A kill switch that is a real product surface. Not a config file. Not an environment variable that requires a deploy. A button that the on-call can press, that scopes by tenant or cohort or feature, and that logs who pressed it and why. RBAC the emergency-operator role to a small set of people. Rehearse it before launch.

A rollback strategy for prompts, not just code. Track code version, model version, and prompt version independently. Know what "rolling back" means at each layer. Pin the model version explicitly. Treat prompt changes as deployments with the same review and rollback discipline as code changes.

Per-cohort cost burn-rate alarms. Project spend forward. Tag by tenant, intent class, and prompt version. Reconcile the engineering view with finance's view before launch so the conversation in week one is about response, not about whose numbers are right.

A cross-session privacy audit. Two synthetic tenants, every shared component, isolation asserted at each layer. Run it before launch and re-run it whenever the architecture changes.

The Org Pattern Nobody Documents

The hardest part of the sequence is not technical. It is that the team that ships the AI feature is rarely the team that operates it on day sixty. The launch team has the model in their head, the prompt in their head, the retrieval logic in their head. The operations team inherits a codebase, a dashboard, and a Slack channel.

The handoff document that closes this gap usually does not exist, and writing it after the fact is harder than writing it before. The minimum viable handoff is short: what the feature does, which prompts and models and retrieval paths it uses, what the kill switches are and how to invoke them, what the known failure modes are with their triage owners, what the cost shape looks like by intent class, and where the eval queue lives. Write that document the week before launch. Hand it to the operating team. Sit with them through the first incident.
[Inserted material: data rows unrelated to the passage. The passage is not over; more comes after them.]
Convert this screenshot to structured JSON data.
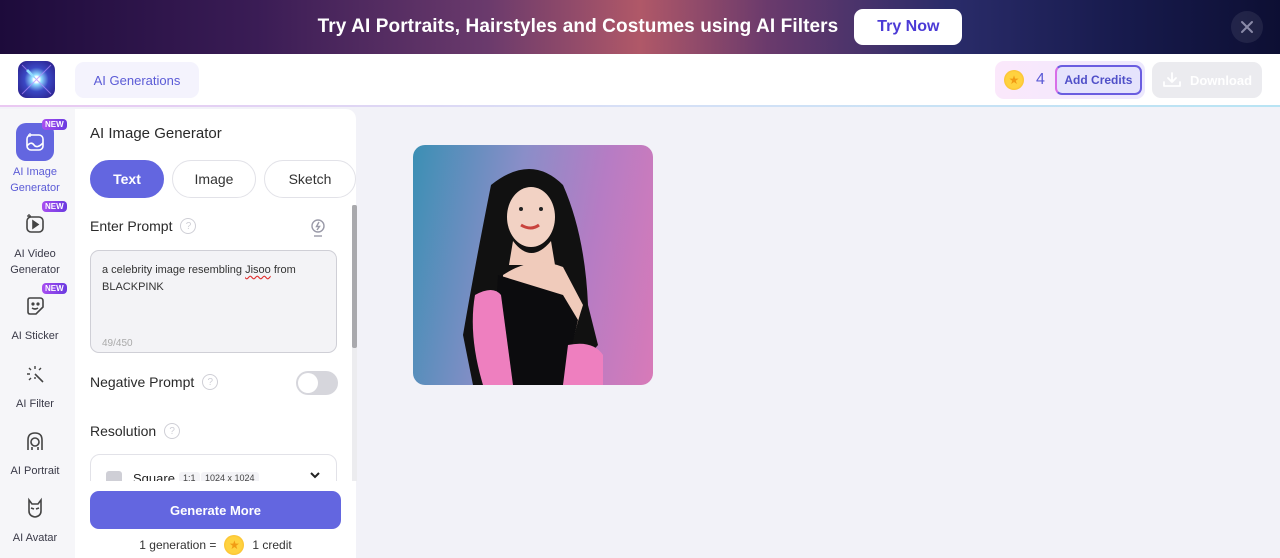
{
  "banner": {
    "text": "Try AI Portraits, Hairstyles and Costumes using AI Filters",
    "cta_label": "Try Now",
    "close_icon": "close-icon"
  },
  "topbar": {
    "logo_icon": "app-logo-icon",
    "tab_label": "AI Generations",
    "credits_count": "4",
    "add_credits_label": "Add Credits",
    "download_label": "Download",
    "accent_color": "#6366e0"
  },
  "leftnav": {
    "items": [
      {
        "label_line1": "AI Image",
        "label_line2": "Generator",
        "icon": "image-sparkle-icon",
        "badge": "NEW",
        "active": true
      },
      {
        "label_line1": "AI Video",
        "label_line2": "Generator",
        "icon": "video-play-icon",
        "badge": "NEW",
        "active": false
      },
      {
        "label_line1": "AI Sticker",
        "label_line2": "",
        "icon": "sticker-icon",
        "badge": "NEW",
        "active": false
      },
      {
        "label_line1": "AI Filter",
        "label_line2": "",
        "icon": "magic-wand-icon",
        "badge": "",
        "active": false
      },
      {
        "label_line1": "AI Portrait",
        "label_line2": "",
        "icon": "portrait-icon",
        "badge": "",
        "active": false
      },
      {
        "label_line1": "AI Avatar",
        "label_line2": "",
        "icon": "avatar-mask-icon",
        "badge": "",
        "active": false
      }
    ]
  },
  "panel": {
    "title": "AI Image Generator",
    "tabs": [
      {
        "label": "Text",
        "active": true
      },
      {
        "label": "Image",
        "active": false
      },
      {
        "label": "Sketch",
        "active": false
      }
    ],
    "prompt": {
      "label": "Enter Prompt",
      "value_before": "a celebrity image resembling ",
      "value_misspelled": "Jisoo",
      "value_after": " from BLACKPINK",
      "char_count": "49/450"
    },
    "negative_prompt": {
      "label": "Negative Prompt",
      "enabled": false
    },
    "resolution": {
      "label": "Resolution",
      "selected_name": "Square",
      "selected_ratio": "1:1",
      "selected_size": "1024 x 1024"
    },
    "generate_label": "Generate More",
    "cost_prefix": "1 generation =",
    "cost_suffix": "1 credit",
    "help_glyph": "?"
  },
  "result": {
    "image_alt": "Generated portrait of a woman with long black hair in a black one-shoulder top with pink sleeves"
  }
}
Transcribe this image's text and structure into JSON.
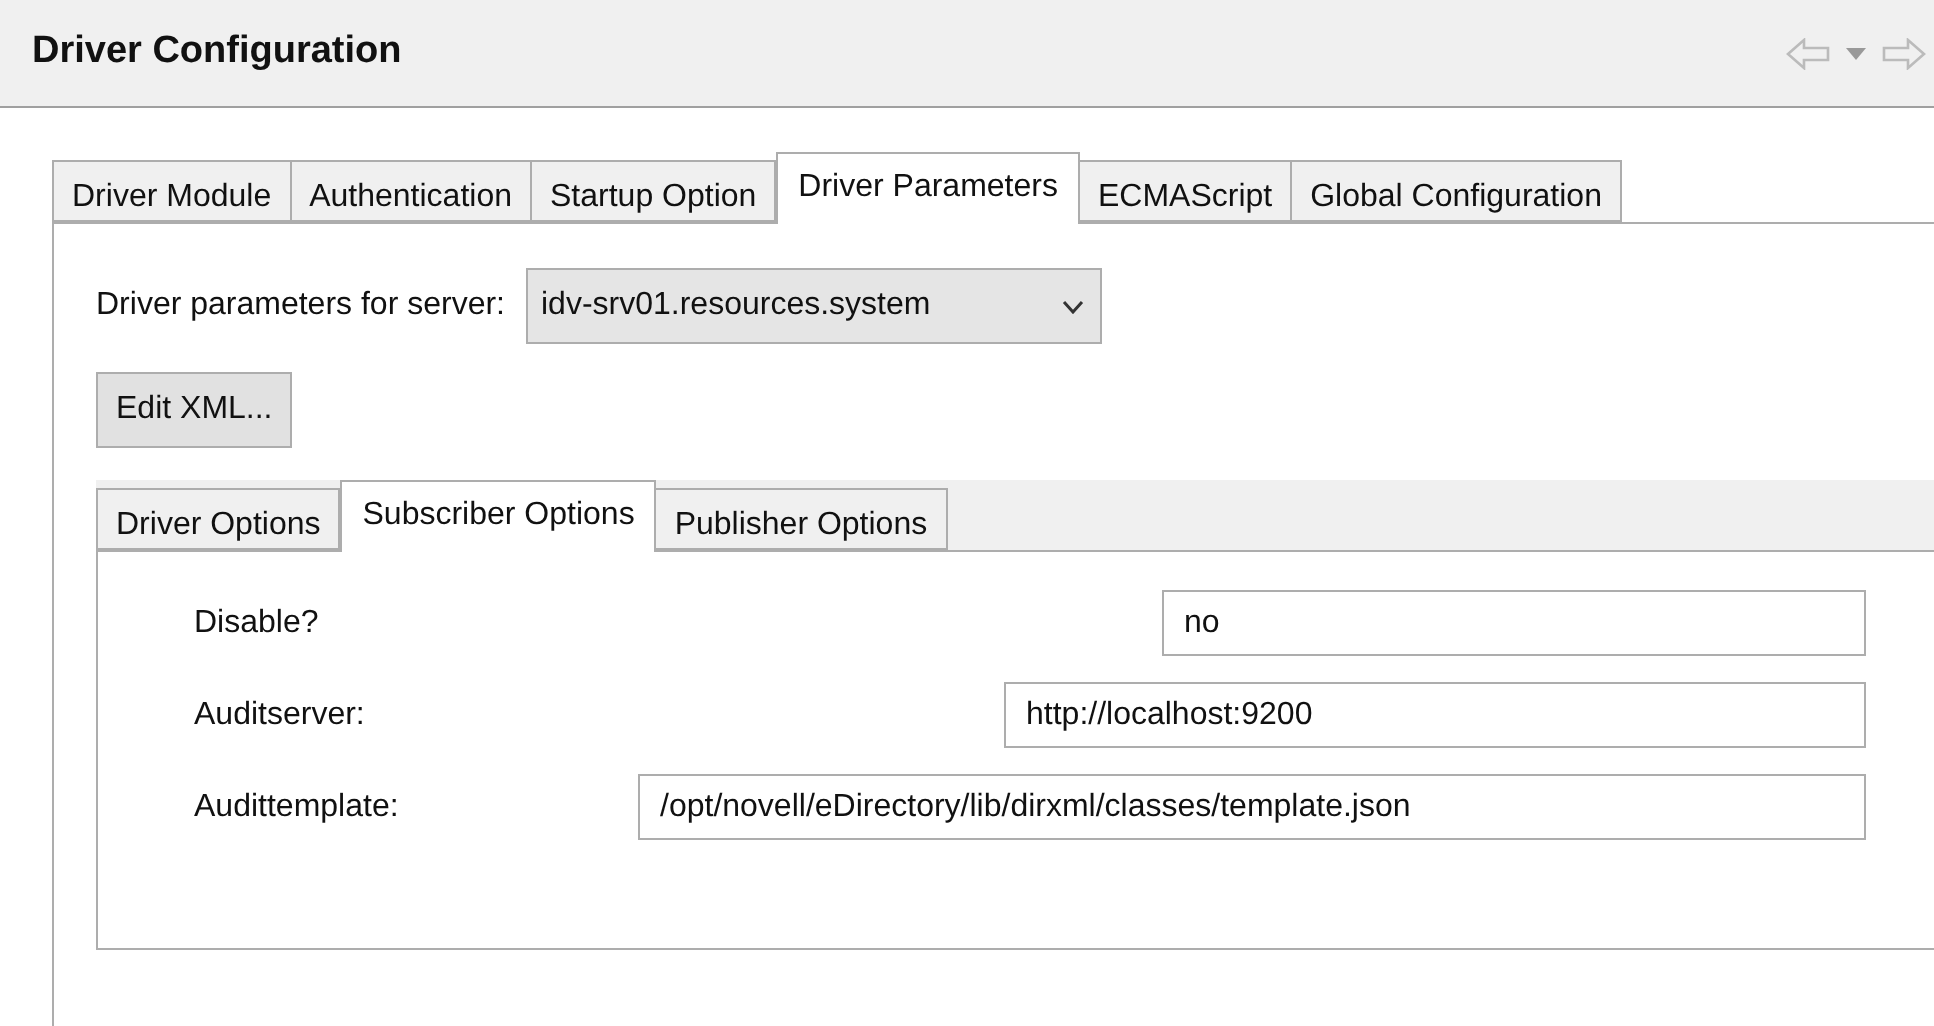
{
  "header": {
    "title": "Driver Configuration"
  },
  "tabs": [
    {
      "label": "Driver Module",
      "selected": false
    },
    {
      "label": "Authentication",
      "selected": false
    },
    {
      "label": "Startup Option",
      "selected": false
    },
    {
      "label": "Driver Parameters",
      "selected": true
    },
    {
      "label": "ECMAScript",
      "selected": false
    },
    {
      "label": "Global Configuration",
      "selected": false
    }
  ],
  "server": {
    "label": "Driver parameters for server:",
    "value": "idv-srv01.resources.system"
  },
  "edit_button": "Edit XML...",
  "subtabs": [
    {
      "label": "Driver Options",
      "selected": false
    },
    {
      "label": "Subscriber Options",
      "selected": true
    },
    {
      "label": "Publisher Options",
      "selected": false
    }
  ],
  "fields": [
    {
      "label": "Disable?",
      "value": "no"
    },
    {
      "label": "Auditserver:",
      "value": "http://localhost:9200"
    },
    {
      "label": "Audittemplate:",
      "value": "/opt/novell/eDirectory/lib/dirxml/classes/template.json"
    }
  ]
}
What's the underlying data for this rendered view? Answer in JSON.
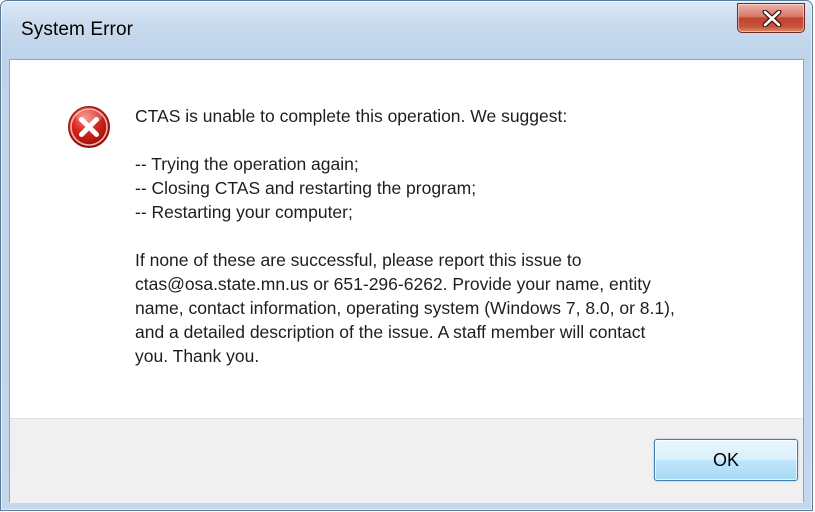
{
  "window": {
    "title": "System Error"
  },
  "icons": {
    "close": "close-icon",
    "error": "error-icon"
  },
  "message": {
    "intro": "CTAS is unable to complete this operation.  We suggest:",
    "suggestions": "-- Trying the operation again;\n-- Closing CTAS and restarting the program;\n-- Restarting your computer;",
    "contact": "If none of these are successful, please report this issue to\nctas@osa.state.mn.us or 651-296-6262. Provide your name, entity\nname, contact information, operating system (Windows 7, 8.0, or 8.1),\nand a detailed description of the issue.  A staff member will contact\nyou.  Thank you."
  },
  "buttons": {
    "ok_label": "OK"
  },
  "colors": {
    "error_red": "#c8201a",
    "close_button_red": "#c7533c",
    "ok_button_border": "#3c7fb1",
    "title_bar": "#c9dbee"
  }
}
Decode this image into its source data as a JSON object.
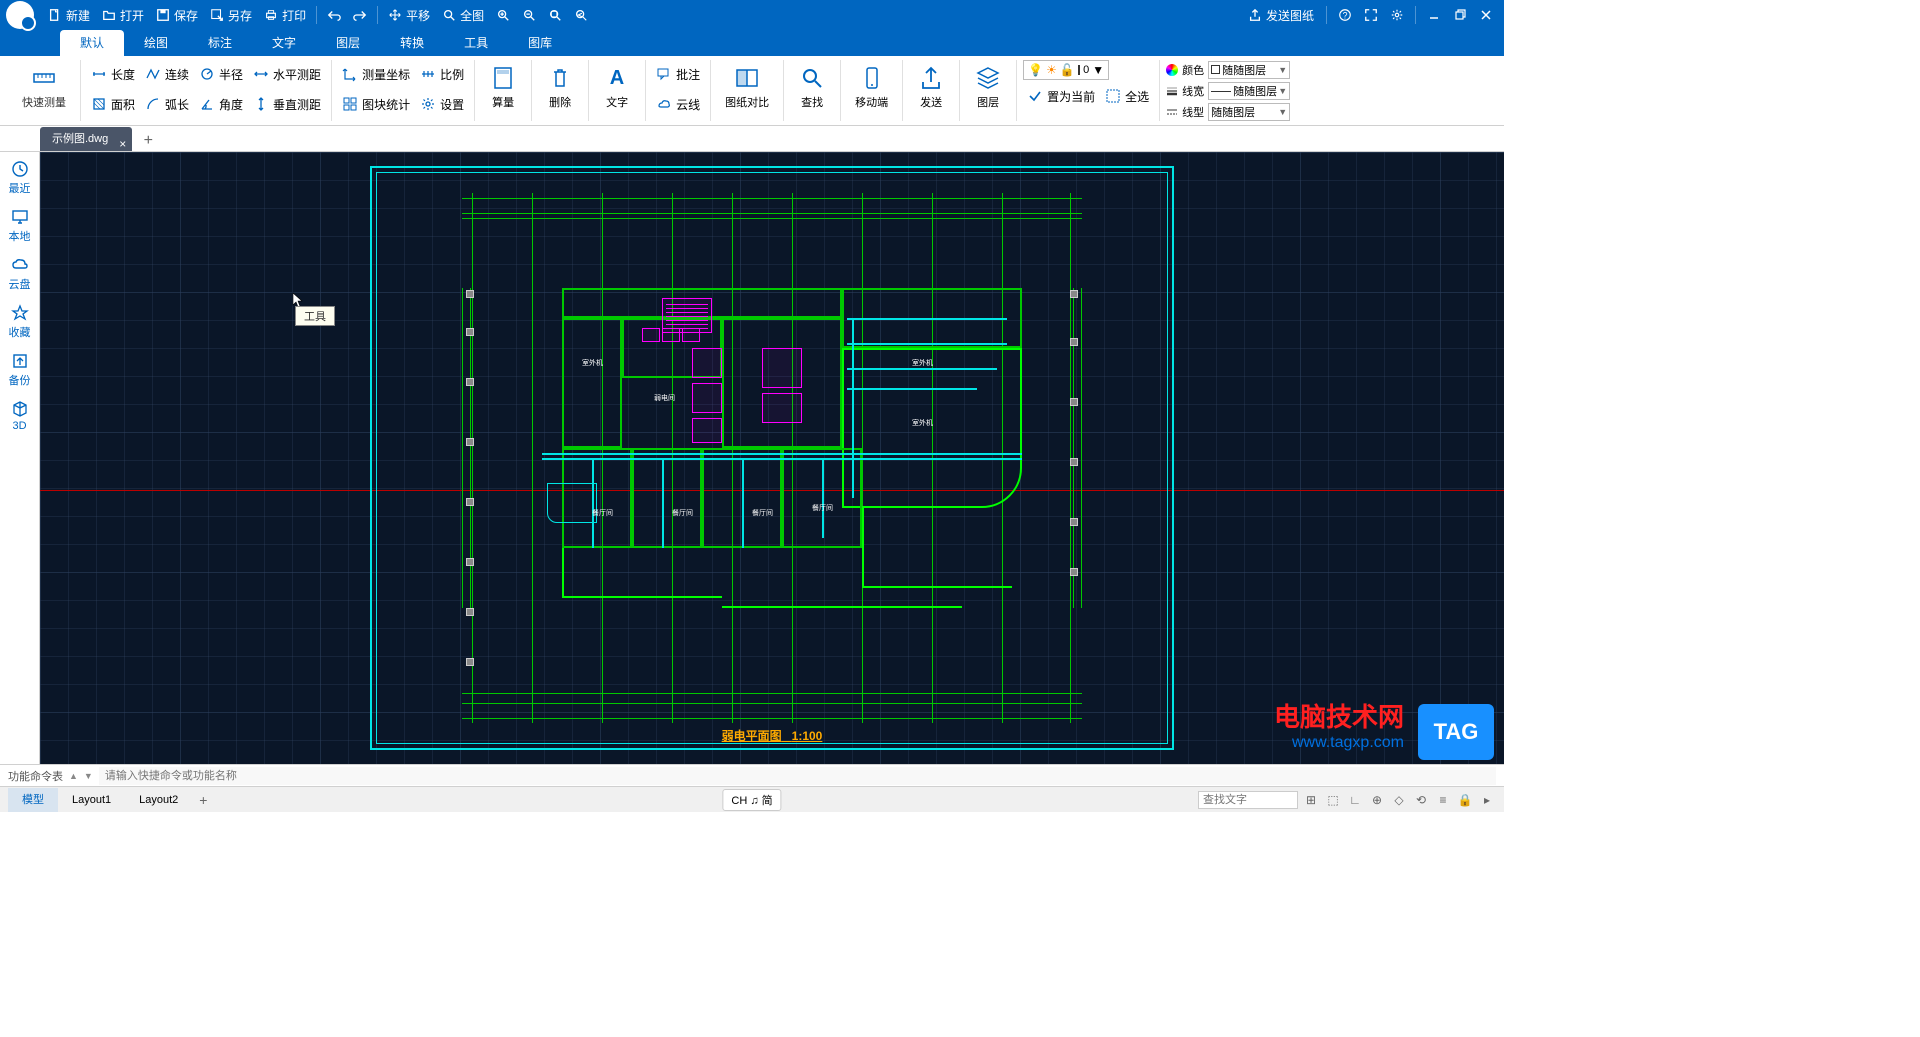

There is a leadership realization that lands somewhere around month three: AI feature operations are not a quality assurance problem and not an SRE problem in the classical sense. They are a discovery sequence that every team will run. The PagerDuty 2026 State of AI-First Operations report puts unplanned-disruption costs above a million dollars an hour at some organizations, and the qualitative shape of those disruptions consistently maps to the eight-week pattern above. The teams that suffer least are not the teams that prevent the sequence — that is not on the table. They are the teams that pre-staged the answers.

Run the sequence with a runbook. The bills, the screenshots, the eval drift, the privacy reviews, the latency surprises, the silent provider updates, the runbook gaps, and the missing flags will all show up anyway. The only variable is whether your team finds out from a dashboard or from a customer.